Objective  To evaluate the risk of surgical wound infection (the most common complication in neoplastic clean-contaminated neck surgery) due to 10 intrinsic risk factors and 5 extrinsic risk factors.

Design  Retrospective clinical study.

Setting  Academic tertiary referral medical center.

Patients  The study group included 115 patients with laryngeal carcinomas referred to our department from January 1, 1996, to August 31, 2002.
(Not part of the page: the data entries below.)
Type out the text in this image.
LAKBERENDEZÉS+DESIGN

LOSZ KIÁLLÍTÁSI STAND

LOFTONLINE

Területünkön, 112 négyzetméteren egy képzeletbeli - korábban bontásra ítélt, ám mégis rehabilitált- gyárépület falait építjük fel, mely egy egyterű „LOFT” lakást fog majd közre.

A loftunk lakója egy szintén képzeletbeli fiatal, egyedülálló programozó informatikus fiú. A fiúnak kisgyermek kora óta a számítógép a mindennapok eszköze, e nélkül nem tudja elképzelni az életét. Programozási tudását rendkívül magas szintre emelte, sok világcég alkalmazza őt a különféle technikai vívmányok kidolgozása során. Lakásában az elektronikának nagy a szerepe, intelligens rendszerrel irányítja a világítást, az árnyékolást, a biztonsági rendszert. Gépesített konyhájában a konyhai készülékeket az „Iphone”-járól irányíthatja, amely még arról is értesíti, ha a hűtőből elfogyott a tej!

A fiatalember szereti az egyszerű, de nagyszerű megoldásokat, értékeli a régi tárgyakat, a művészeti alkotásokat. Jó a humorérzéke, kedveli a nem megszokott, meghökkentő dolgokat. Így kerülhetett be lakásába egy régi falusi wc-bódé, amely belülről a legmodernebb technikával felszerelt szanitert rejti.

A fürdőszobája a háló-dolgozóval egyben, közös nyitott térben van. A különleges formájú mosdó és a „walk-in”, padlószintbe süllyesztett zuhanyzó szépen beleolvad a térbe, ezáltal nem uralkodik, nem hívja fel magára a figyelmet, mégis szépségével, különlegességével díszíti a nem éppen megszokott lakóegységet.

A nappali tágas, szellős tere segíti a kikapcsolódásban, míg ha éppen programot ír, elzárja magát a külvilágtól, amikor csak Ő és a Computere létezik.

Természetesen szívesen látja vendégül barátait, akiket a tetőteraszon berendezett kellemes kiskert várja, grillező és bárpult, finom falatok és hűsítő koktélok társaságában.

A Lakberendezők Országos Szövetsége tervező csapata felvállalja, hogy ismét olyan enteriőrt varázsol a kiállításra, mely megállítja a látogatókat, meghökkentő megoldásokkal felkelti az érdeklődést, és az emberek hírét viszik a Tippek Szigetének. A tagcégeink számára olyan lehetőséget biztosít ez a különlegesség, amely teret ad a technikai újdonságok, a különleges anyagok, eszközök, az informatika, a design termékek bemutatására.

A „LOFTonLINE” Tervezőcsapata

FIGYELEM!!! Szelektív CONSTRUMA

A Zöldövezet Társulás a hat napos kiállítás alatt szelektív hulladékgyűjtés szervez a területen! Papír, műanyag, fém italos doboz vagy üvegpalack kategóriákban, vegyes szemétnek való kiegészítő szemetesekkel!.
Intervention  Fifty-seven patients underwent total laryngectomy and 58 underwent subtotal laryngectomy.

Main Outcome Measures  The association between surgical wound infection due to 10 intrinsic risk factors and 5 extrinsic risk factors was evaluated with multivariate models.

Results  Surgical wound infection occurred in 27 patients (23.5%). There was no significant increase in the incidence of infection in patients with extensive tumors (P>.20) and in patients undergoing total laryngectomy and subtotal laryngectomy (P>.20). The incidence of infection was significantly higher in patients with stage IV disease (P<.01), in patients who underwent neck dissections (P<.05), and in those presenting with lymph node metastases (P<.001). Multivariate analysis showed that the presence of higher tumor stage is the best predictor of infection because it is the only significant factor (P<.03) even when adjusting for others. The association between infection and the other factors considered in this study (age [P>1.0], underweight [P = .26], anemia [P = .84], lymphocytopenia [P = .79 by Fisher exact test], number of preoperative hospitalizations [P<1.0], preoperative radiotherapy [P = .57 by Fisher exact test], diabetes mellitus [P = .70 by Fisher exact test], cirrhosis, resection margins infiltrated by the tumor [P = .57 by Fisher exact test], and myocutaneous flap reconstructions [P = .82]) was not significant.

Conclusion  The risk of surgical wound infection is correlated with a higher tumor stage and lymph node metastases; it is not associated with the extent of surgery or other factors considered.